1ab: First Architecture Biennale

First Architecture Biennale Rotterdam (1ab) is an international urban event organizing a series of lectures, competitions, and exhibitions throughout the city. Eight international architects and designers were invited to design a “stim” – a site specific interactive installation, as described by architect and critic Lars Lerup – an object, image, or space that brings together various forms of technology in order to create a moment of connectivity and intense engagement.

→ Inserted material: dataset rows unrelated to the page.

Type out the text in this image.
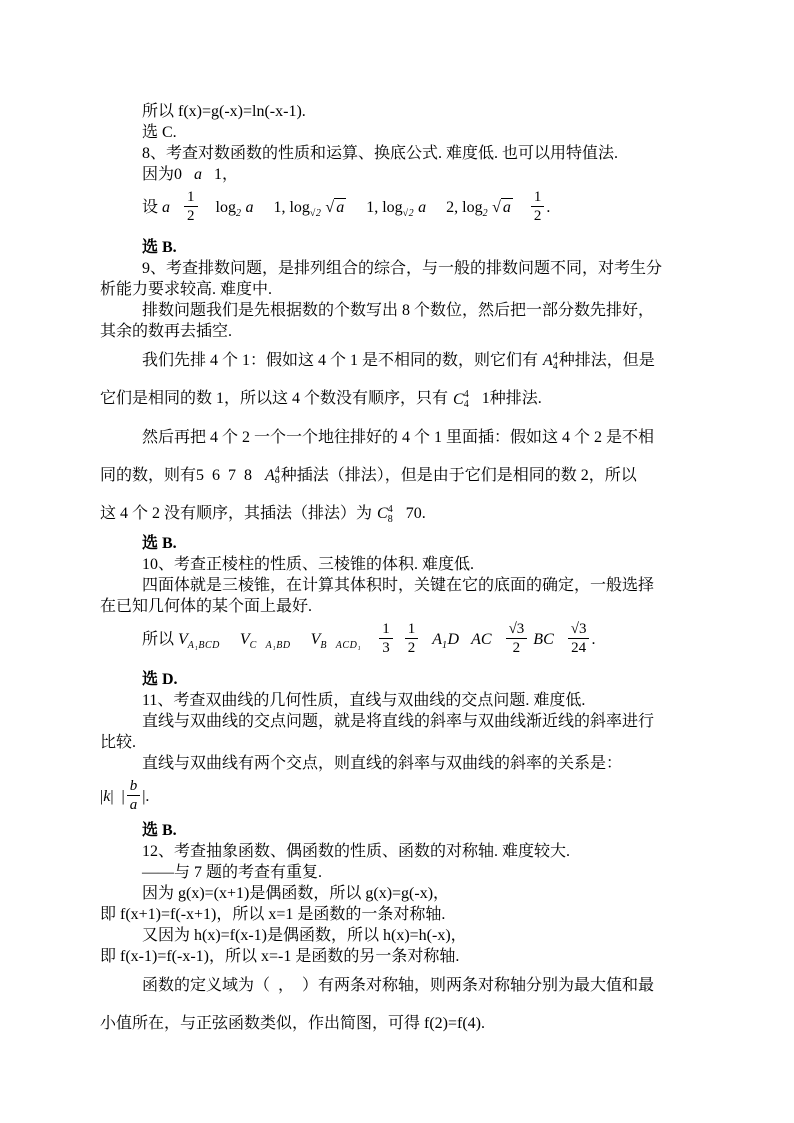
所以 f(x)=g(-x)=ln(-x-1).
选 C.
8、考查对数函数的性质和运算、换底公式. 难度低. 也可以用特值法.
因为0   a   1，
设 a $\frac{1}{2} \log_2 a$     1, $\log_{√2}$ √ a     1, $\log_{√2} a$     2, $\log_2$ √ a $\frac{1}{2}$ .
选 B.
9、考查排数问题，是排列组合的综合，与一般的排数问题不同，对考生分
析能力要求较高. 难度中.
排数问题我们是先根据数的个数写出 8 个数位，然后把一部分数先排好，
其余的数再去插空.
我们先排 4 个 1：假如这 4 个 1 是不相同的数，则它们有 A 4
4 种排法，但是
它们是相同的数 1，所以这 4 个数没有顺序，只有 C 4
4 1种排法.
然后再把 4 个 2 一个一个地往排好的 4 个 1 里面插：假如这 4 个 2 是不相
同的数，则有5  6  7  8   A 4
8 种插法（排法），但是由于它们是相同的数 2，所以
这 4 个 2 没有顺序，其插法（排法）为 C 4
8 70.
选 B.
10、考查正棱柱的性质、三棱锥的体积. 难度低.
四面体就是三棱锥，在计算其体积时，关键在它的底面的确定，一般选择
在已知几何体的某个面上最好.
所以 $V_{A_1BCD}$ $V_{C A_1BD}$ $V_{B ACD_1} \frac{1}{3}$
$\frac{1}{2} A_1D$ AC $\frac{√3}{2}$ BC $\frac{√3}{24}$ .
选 D.
11、考查双曲线的几何性质，直线与双曲线的交点问题. 难度低.
直线与双曲线的交点问题，就是将直线的斜率与双曲线渐近线的斜率进行
比较.
直线与双曲线有两个交点，则直线的斜率与双曲线的斜率的关系是：
|k|  | $\frac{b}{a}$ |.
选 B.
12、考查抽象函数、偶函数的性质、函数的对称轴. 难度较大.
——与 7 题的考查有重复.
因为 g(x)=(x+1)是偶函数，所以 g(x)=g(-x)，
即 f(x+1)=f(-x+1)，所以 x=1 是函数的一条对称轴.
又因为 h(x)=f(x-1)是偶函数，所以 h(x)=h(-x)，
即 f(x-1)=f(-x-1)，所以 x=-1 是函数的另一条对称轴.
函数的定义域为（  ，  ）有两条对称轴，则两条对称轴分别为最大值和最
小值所在，与正弦函数类似，作出简图，可得 f(2)=f(4).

Interloop’s three Stim proposals utilize simple technologies to create a spatial dynamic where fixed material elements become balanced with the real-time circumstances of pedestrian intrigue and engagement.

Symonds Teaching Labs

Gardiner Symonds Teaching Labs 1 and 2 are interactive, multi-media learning facilities located on the Rice University campus. Flexibility in the Symonds Labs is built into the spatial dynamic where fixed material elements become balanced with the real-time circumstances of use. The space is poised, where flexibility is embedded into the architecture but latent – induced by the conditions of use, and facilitated by the visual lines of connection between users, computer monitors, large format screens, audience cameras, and the simultaneous electronic and human modes of communication that are consistent with each of these lines of connection. Audible lines of communication remain unobstructed, and at times relied upon significantly, suggesting to us that libraries and workspaces of the future will be both noisy and active places if they are used correctly.